None of these films debuted on video. Millions experienced them as shadows on a wall, light flickering on a screen.
There are films that do, indeed, deserve to be re-released, to shine in the glory one more time. The Big Chill was just released again, to capture another group of friends whose lives were entwined with one another and still are. I would love to see the subversive humor of John Belushi one last time in National Lampoon's Animal House on the big screen. I would like to see the chariot race from Ben-Hur onscreen again, in full 70-mm splendor. I'd like to see City Lights on screen, with the original score by Chaplin played live by an accompanist. I would definitely go see Planet of the Apes again in a theatre, if only to hear Heston's scream at the end as he sees that monument on the beach. And, yes, friends, I would jump at the chance to see Elizabeth Taylor, violet-eyed and full of fire, onscreen again as Maggie the Cat in Cat on a Hot Tin Roof.

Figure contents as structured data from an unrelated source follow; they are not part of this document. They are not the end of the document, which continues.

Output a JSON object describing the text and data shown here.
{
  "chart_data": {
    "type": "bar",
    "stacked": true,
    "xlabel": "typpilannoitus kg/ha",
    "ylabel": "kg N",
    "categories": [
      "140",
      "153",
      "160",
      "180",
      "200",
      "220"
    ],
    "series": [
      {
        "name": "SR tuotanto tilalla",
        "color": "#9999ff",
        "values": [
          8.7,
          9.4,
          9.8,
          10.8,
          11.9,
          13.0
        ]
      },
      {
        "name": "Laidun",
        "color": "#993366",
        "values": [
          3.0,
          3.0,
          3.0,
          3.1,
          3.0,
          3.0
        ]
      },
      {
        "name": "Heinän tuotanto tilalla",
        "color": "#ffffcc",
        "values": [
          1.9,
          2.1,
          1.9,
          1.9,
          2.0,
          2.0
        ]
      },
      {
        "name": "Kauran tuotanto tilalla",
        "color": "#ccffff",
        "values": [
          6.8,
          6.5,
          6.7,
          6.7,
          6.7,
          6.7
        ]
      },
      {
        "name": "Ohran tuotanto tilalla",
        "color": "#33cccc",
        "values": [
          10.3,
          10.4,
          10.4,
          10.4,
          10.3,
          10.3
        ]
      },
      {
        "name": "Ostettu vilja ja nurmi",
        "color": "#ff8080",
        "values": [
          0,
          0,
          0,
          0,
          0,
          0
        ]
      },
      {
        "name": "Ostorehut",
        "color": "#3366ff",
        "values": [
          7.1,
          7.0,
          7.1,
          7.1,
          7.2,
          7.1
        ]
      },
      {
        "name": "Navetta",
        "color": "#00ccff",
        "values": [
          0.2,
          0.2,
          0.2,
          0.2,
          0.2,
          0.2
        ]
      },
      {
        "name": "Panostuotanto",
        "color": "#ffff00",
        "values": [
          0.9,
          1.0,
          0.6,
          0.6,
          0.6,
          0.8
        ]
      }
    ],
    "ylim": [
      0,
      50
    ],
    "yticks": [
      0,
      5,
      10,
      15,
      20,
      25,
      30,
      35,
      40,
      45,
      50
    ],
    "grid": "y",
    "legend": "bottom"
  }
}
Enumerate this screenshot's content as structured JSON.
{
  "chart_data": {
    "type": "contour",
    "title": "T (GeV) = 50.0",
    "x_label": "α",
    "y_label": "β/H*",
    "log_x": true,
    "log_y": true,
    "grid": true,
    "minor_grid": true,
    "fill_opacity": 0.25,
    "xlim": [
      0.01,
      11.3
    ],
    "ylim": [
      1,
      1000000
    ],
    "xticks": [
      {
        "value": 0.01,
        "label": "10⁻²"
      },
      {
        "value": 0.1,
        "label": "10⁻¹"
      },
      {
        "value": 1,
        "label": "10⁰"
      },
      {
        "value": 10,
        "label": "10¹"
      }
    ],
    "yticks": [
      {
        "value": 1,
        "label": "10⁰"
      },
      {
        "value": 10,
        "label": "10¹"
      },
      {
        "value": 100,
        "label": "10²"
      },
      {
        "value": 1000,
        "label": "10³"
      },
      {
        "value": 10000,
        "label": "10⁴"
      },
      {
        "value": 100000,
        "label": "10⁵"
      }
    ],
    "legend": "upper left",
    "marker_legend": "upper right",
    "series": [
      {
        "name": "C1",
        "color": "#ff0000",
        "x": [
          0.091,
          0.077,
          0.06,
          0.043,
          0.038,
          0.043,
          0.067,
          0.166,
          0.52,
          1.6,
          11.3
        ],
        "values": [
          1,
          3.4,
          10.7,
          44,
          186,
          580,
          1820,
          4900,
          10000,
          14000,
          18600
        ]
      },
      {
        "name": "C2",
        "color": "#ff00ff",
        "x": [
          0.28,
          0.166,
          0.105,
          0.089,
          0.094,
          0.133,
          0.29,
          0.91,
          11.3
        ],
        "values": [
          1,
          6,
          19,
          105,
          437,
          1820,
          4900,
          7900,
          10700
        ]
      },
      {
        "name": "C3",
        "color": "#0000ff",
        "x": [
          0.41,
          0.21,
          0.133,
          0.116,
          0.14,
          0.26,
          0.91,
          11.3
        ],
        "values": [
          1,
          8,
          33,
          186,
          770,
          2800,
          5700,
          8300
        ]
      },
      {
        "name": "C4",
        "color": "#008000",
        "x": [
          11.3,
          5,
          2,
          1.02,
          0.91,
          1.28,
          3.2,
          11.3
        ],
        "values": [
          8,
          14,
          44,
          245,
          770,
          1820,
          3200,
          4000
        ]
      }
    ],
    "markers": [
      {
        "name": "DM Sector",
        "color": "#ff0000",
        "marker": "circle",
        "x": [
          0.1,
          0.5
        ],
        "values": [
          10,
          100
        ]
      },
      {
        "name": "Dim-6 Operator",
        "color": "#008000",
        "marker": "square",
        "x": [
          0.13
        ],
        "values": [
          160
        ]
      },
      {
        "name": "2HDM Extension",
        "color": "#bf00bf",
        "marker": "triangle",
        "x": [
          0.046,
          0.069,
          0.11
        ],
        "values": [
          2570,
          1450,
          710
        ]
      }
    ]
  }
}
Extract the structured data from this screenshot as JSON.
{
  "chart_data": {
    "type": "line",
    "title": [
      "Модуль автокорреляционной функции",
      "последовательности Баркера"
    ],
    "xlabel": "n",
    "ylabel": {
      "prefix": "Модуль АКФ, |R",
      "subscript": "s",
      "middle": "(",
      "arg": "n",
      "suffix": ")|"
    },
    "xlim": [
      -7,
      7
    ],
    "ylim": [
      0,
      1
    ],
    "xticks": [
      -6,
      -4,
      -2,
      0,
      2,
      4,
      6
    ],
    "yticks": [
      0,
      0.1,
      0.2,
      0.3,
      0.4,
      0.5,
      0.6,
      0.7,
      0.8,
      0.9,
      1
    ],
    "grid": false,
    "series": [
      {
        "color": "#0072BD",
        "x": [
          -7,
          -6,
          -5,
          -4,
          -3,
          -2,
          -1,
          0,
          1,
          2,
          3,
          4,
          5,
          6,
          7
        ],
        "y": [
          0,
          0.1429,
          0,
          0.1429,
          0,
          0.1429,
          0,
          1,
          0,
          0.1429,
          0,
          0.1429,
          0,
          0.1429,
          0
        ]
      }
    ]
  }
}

A few years ago, there were still souls brave enough to own theatres known as "revival houses," that played nothing but these classic films. Sadly, though, the utter greed of theatre chains like AMC, Carmike, and Regal have forced most of these bastions of fanatics like me to close their doors. I've often pondered the possibility of buying one of these old theatres and reopening it as a revival house, putting up new neon and marquee lights, showing double features every night, and a Western serial on Saturday mornings with the monster movie. My fear, though, is that, like so many others, it would last a while, and close. Shutting down a house like that because nobody would come would be like shutting down a part of my heart, and I couldn't do that.
So, for now, I'll gladly accept these re-releases as they come, and, hopefully, as the millenium approaches, and we enter a new era in history, more people will realize what we once had, and the power of seeing cinema classics in their original habitat. Not in a living room, but in a theatre, one full of aromas and atmosphere and history.